It was open, gaping, the pin removed and dropped onto the ground beneath it. Even with just one pin removed, the panels could be pulled apart, though it took some strength to do so. We turned immediately to the gaufers, looking them over for blood or wounds, but they were as placid as a rain pool on a rock, gazing liquidly beneath fringed lashes, jaws moving in the immemorial rhythm of the cud. So, our songfathers tell us, animals of the long ago twice chewed their food, even back so far as Old-earthian times.
“Something pulled it loose,” said Leelson, clamping his mouth into a grim line. “One of your beautiful people?”
“They couldn’t,” I said. “It’s made so they can’t. We must not have put it in tightly last night.”
“I did that side,” Trompe objected. “And believe me, it was as tight as it is possible to get it!”
We were still standing there, lost in that kind of slightly fearful confusion that readily leads to contentiousness, when Lutha came to the door of the wagon and asked in a plaintive voice, “Where’s Leely?”
I blurted, “Isn’t he curled up under the blankets? I thought … ”
She turned back to rummage inside the wagon, crying almost at once, “He’s not here. Trompe, Leelson, he’s not here.”
“He’s only a child,” muttered Trompe. “He couldn’t have opened—”
“He’s strong as the proverbial nox,” grated Leelson. “If you haven’t seen that, you haven’t noticed much. He’s stronger than many men I know.”
“Oh, God, God.” Lutha’s voice rose in a shriek. “Where is he. Where’s my baby?”
The two men exchanged glances once more, pulled two more pins out, thrust open the loosed panels, and went in opposite directions, one up and one down the canyon, quartering the ground, looking behind stones and among low growths, calling, “Leely. Leely-boy. Leely.”
Lutha was out after them in the moment, barefoot as she was, her hair streaming behind her, covering the same ground and lamenting so loudly that the rock walls echoed with it.
“Hush!” bellowed Trompe. “Listen!”
Abrupt silence. Then I heard it.

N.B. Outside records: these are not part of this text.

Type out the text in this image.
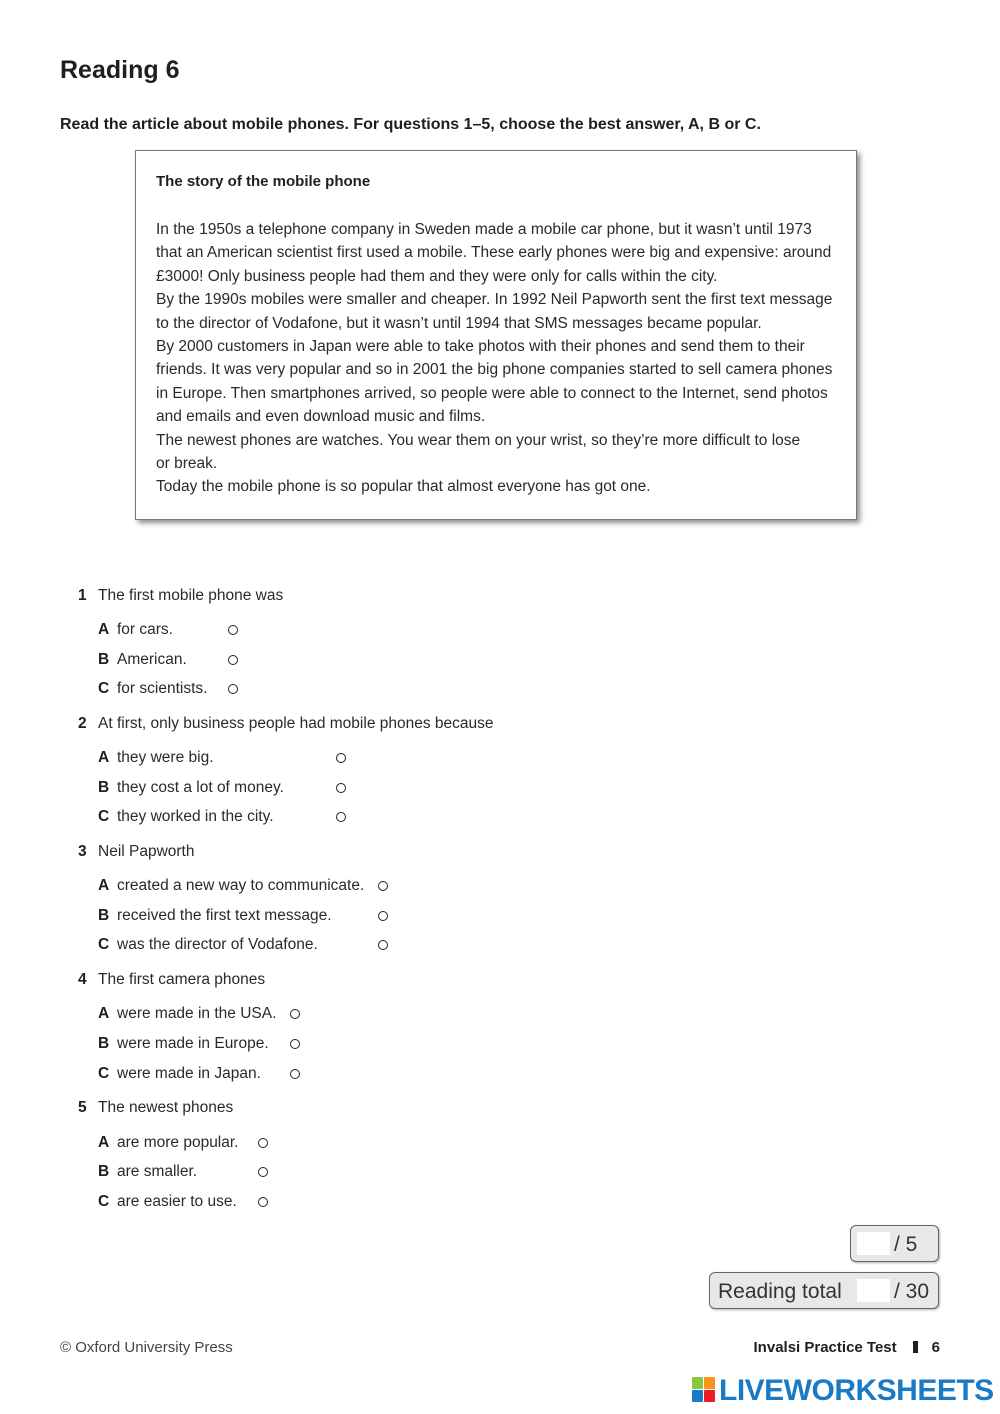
Reading 6
Read the article about mobile phones. For questions 1–5, choose the best answer, A, B or C.
The story of the mobile phone
In the 1950s a telephone company in Sweden made a mobile car phone, but it wasn’t until 1973
that an American scientist first used a mobile. These early phones were big and expensive: around
£3000! Only business people had them and they were only for calls within the city.
By the 1990s mobiles were smaller and cheaper. In 1992 Neil Papworth sent the first text message
to the director of Vodafone, but it wasn’t until 1994 that SMS messages became popular.
By 2000 customers in Japan were able to take photos with their phones and send them to their
friends. It was very popular and so in 2001 the big phone companies started to sell camera phones
in Europe. Then smartphones arrived, so people were able to connect to the Internet, send photos
and emails and even download music and films.
The newest phones are watches. You wear them on your wrist, so they’re more difficult to lose
or break.
Today the mobile phone is so popular that almost everyone has got one.
1 The first mobile phone was
A for cars.
B American.
C for scientists.
2 At first, only business people had mobile phones because
A they were big.
B they cost a lot of money.
C they worked in the city.
3 Neil Papworth
A created a new way to communicate.
B received the first text message.
C was the director of Vodafone.
4 The first camera phones
A were made in the USA.
B were made in Europe.
C were made in Japan.
5 The newest phones
A are more popular.
B are smaller.
C are easier to use.
/ 5
Reading total / 30
© Oxford University Press	Invalsi Practice Test 6
LIVEWORKSHEETS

Softly, a little voice, not at all fearful or pained. “Dananana.” And again: “Dananana.” It came from upstream, in the direction of our travel.
Lutha darted in that direction, soon catching up with Trompe. Leelson trudged slowly back to the wagon and continued disassembling the panels as though nothing had happened. He had about him an air of frustration that had been growing hour by hour since Lutha had arrived at Cochim-Mahn. Everything she did irritated him, but he could not, for some reason, just let her be, so everything he did regarding her irritated him as well. By the time Trompe and Lutha came back, she carrying the boy, Leelson was muttering to himself angrily with the gaufers half-harnessed.
“What are you doing!” Lutha screamed. “My, God, Leelson, don’t you care about him at all!”
She lifted the boy in a dramatically hieratic gesture, as though offering him for sacrifice or dedication, drawing attention to his arms. There were several little red spots on the flesh above his wrists, no more than insect bites. Leely seemed undisturbed by them. He wasn’t scratching or whimpering, and even as I looked the redness faded. It was like watching a candle burn down, slow but perceptible. So healing was with him.
“He doesn’t seem to be hurt,” said Leelson in an expressionless voice. “Look at him, Lutha!”
Her eyes were still full of righteous fury, but she did look at the boy, her chin quivering as she kissed and hugged him and looked beneath his shirt to see if he was hurt, murmuring small endearments the while, all of which Leely ignored in favor of churning his arms and legs and caroling “Dananana.”
“He’s not hurt,” said Leelson again. “He woke early, let himself out, and got bitten by … what, Saluez? You know your native vermin better than we.”
“Jiggerbugs,” I said, giving the creature an equivalent aglais name. “Maybe. Or there’s a kind of spidery thing we call D’lussm. Both of them bite.”
Which they did. A bite from either would leave spots similar to those on the boy, though usually it took a day or two of frantic itching and even localized pain before the swelling disappeared.